Pope Francis announced on Monday that the Vatican archive surrounding the Holocaust when Pope Pius XII, who has been criticized for doing little to save Jews and for being silent during the atrocities, led the Catholic Church.
Since becoming pope, Francis has promised to open the records.
Although the Holy See waits seven decades after the conclusion of a pontificate to open up the related archives, it has been under pressure from the Jewish world to make the documentation available.
In 2014, Francis condemned anti-Semitism, but appeared to defend Pius’s role during the Shoah.
“I don’t want to say that Pius XII did not make any mistakes—I myself make many—but he has to be seen in the context of that era,” he told the Spanish newspaper La Vanguardia. “For example, was it better for him not to speak out so that more Jews were not killed, or that he speak out?”
Acknowledge the failures and the efforts made
Nonetheless, Jewish groups applauded Francis’s announcement on Monday.
“Yad Vashem commends the Vatican’s decision to open the Pius XII Archives, covering the years 1939-1958,” said Israel’s Holocaust museum in a statement. “For years, Yad Vashem has called for the opening of these archives, which will enable objective and open research, as well as comprehensive discourse on issues related to the conduct of the Vatican in particular, and the Catholic Church in general, during the Holocaust.”

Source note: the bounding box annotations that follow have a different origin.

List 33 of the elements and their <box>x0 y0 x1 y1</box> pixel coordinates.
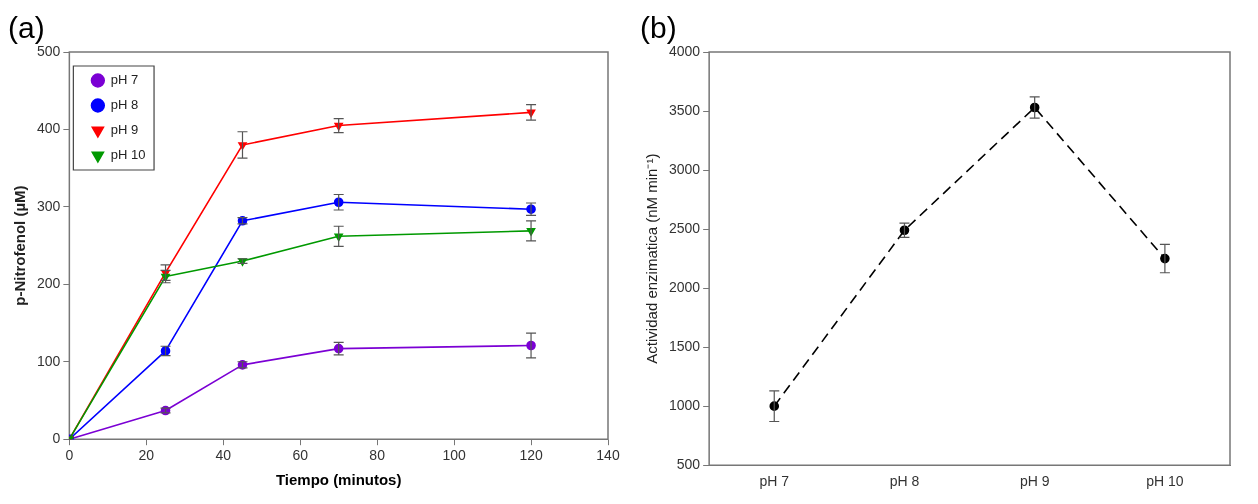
y-tick-label: 1000 <box>668 397 701 414</box>
y-tick-label: 2500 <box>668 219 701 236</box>
y-tick-label: 0 <box>52 430 61 447</box>
y-tick-label: 1500 <box>668 338 701 354</box>
y-tick-label: 100 <box>37 352 61 369</box>
y-tick-label: 300 <box>37 197 61 214</box>
y-axis-title: p-Nitrofenol (µM) <box>11 185 29 306</box>
y-tick-label: 3500 <box>668 101 701 118</box>
y-tick-label: 500 <box>676 456 701 473</box>
x-tick-label: 0 <box>65 447 74 464</box>
x-tick-label: pH 10 <box>1146 473 1184 490</box>
y-tick-label: 2000 <box>668 278 701 295</box>
y-tick-label: 3000 <box>668 160 701 177</box>
y-axis-title: Actividad enzimatica (nM min⁻¹) <box>643 153 661 364</box>
x-tick-label: 120 <box>519 447 543 464</box>
x-tick-label: 60 <box>292 447 309 464</box>
legend-label: pH 8 <box>110 97 139 113</box>
x-axis-title: Tiempo (minutos) <box>275 471 402 489</box>
x-tick-label: 80 <box>369 447 386 464</box>
x-tick-label: 100 <box>442 447 466 464</box>
x-tick-label: pH 9 <box>1019 473 1050 490</box>
x-tick-label: pH 7 <box>759 473 790 490</box>
legend-label: pH 7 <box>110 72 139 88</box>
y-tick-label: 400 <box>37 120 61 137</box>
x-tick-label: 40 <box>215 447 232 464</box>
x-tick-label: 140 <box>596 447 620 464</box>
legend-label: pH 10 <box>110 147 146 163</box>
x-tick-label: pH 8 <box>889 473 920 490</box>
chart-title: (b) <box>640 11 677 45</box>
legend-label: pH 9 <box>110 122 139 138</box>
x-tick-label: 20 <box>138 447 155 464</box>
chart-title: (a) <box>8 11 45 45</box>
y-tick-label: 200 <box>37 275 61 292</box>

Added the museum, “Yad Vashem expects that researchers will be granted full access to all documents stored in the archives.”
American Jewish Committee’s international director of interreligious affairs said “Pope Francis’s decision to make these materials now fully open and available for international scholarly research is enormously important to Catholic-Jewish relations.”

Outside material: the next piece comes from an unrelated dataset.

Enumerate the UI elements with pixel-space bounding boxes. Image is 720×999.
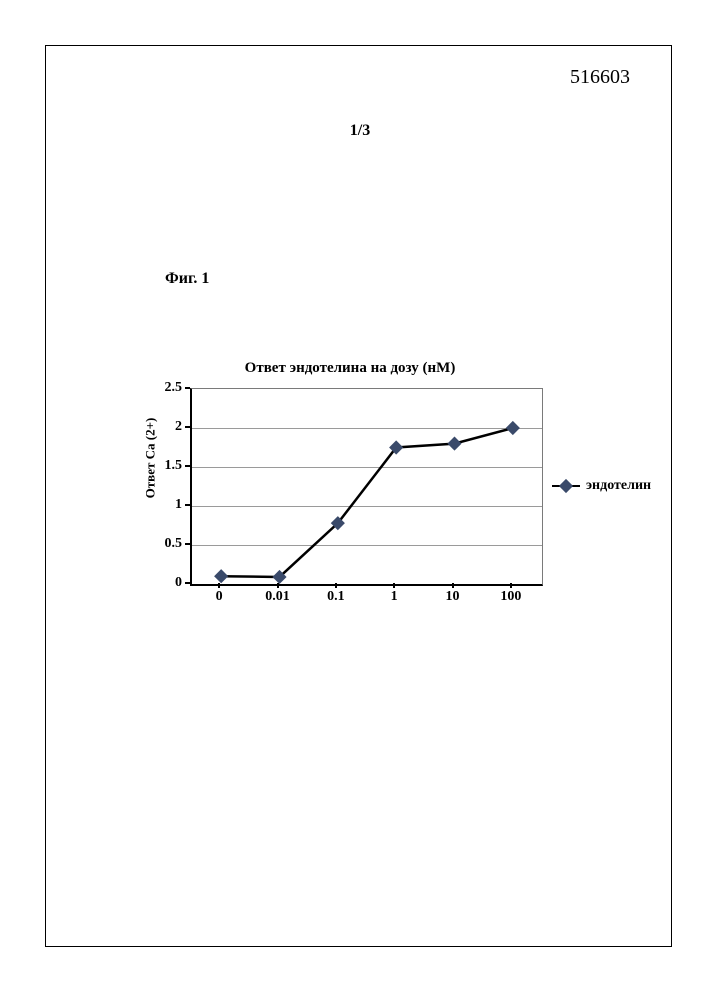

“It is particularly important that experts from the leading Holocaust memorial institutes in Israel and the United States objectively evaluate as best as possible the historical record of that most terrible of times—to acknowledge both the failures, as well as the valiant efforts made during the period of the systematic murder of 6 million Jews,” he added.
“B’nai B’rith commends the decision of Pope Francis … to open the archives’ section covering the Holocaust-era papacy of Pius XII,” said the organization in a statement. “While some Catholics have maintained that Pius opposed the evils of Nazism and even seek his recognition as a saint, many Holocaust survivors and others say that the wartime pontiff failed to actively and unequivocally use the church’s moral authority to resist Hitler’s genocide and the deep anti-Semitism in which it was rooted.”
The organization also said, “Although the Jewish community never seeks to intervene in the internal processes of other faith groups, there must be no obfuscation of major leaders’ roles during the period of the Third Reich, particularly considering the heroism of those individuals who bravely did everything possible to stand against the most systematic and documented mass murder in history. The Catholic-Jewish friendship has made unprecedented strides in the decades since World War II, thanks in large part to the church’s efforts at introspection and outreach, and we are optimistic that a full acknowledgment even of difficult aspects of the past will further contribute to this blossoming in the future.”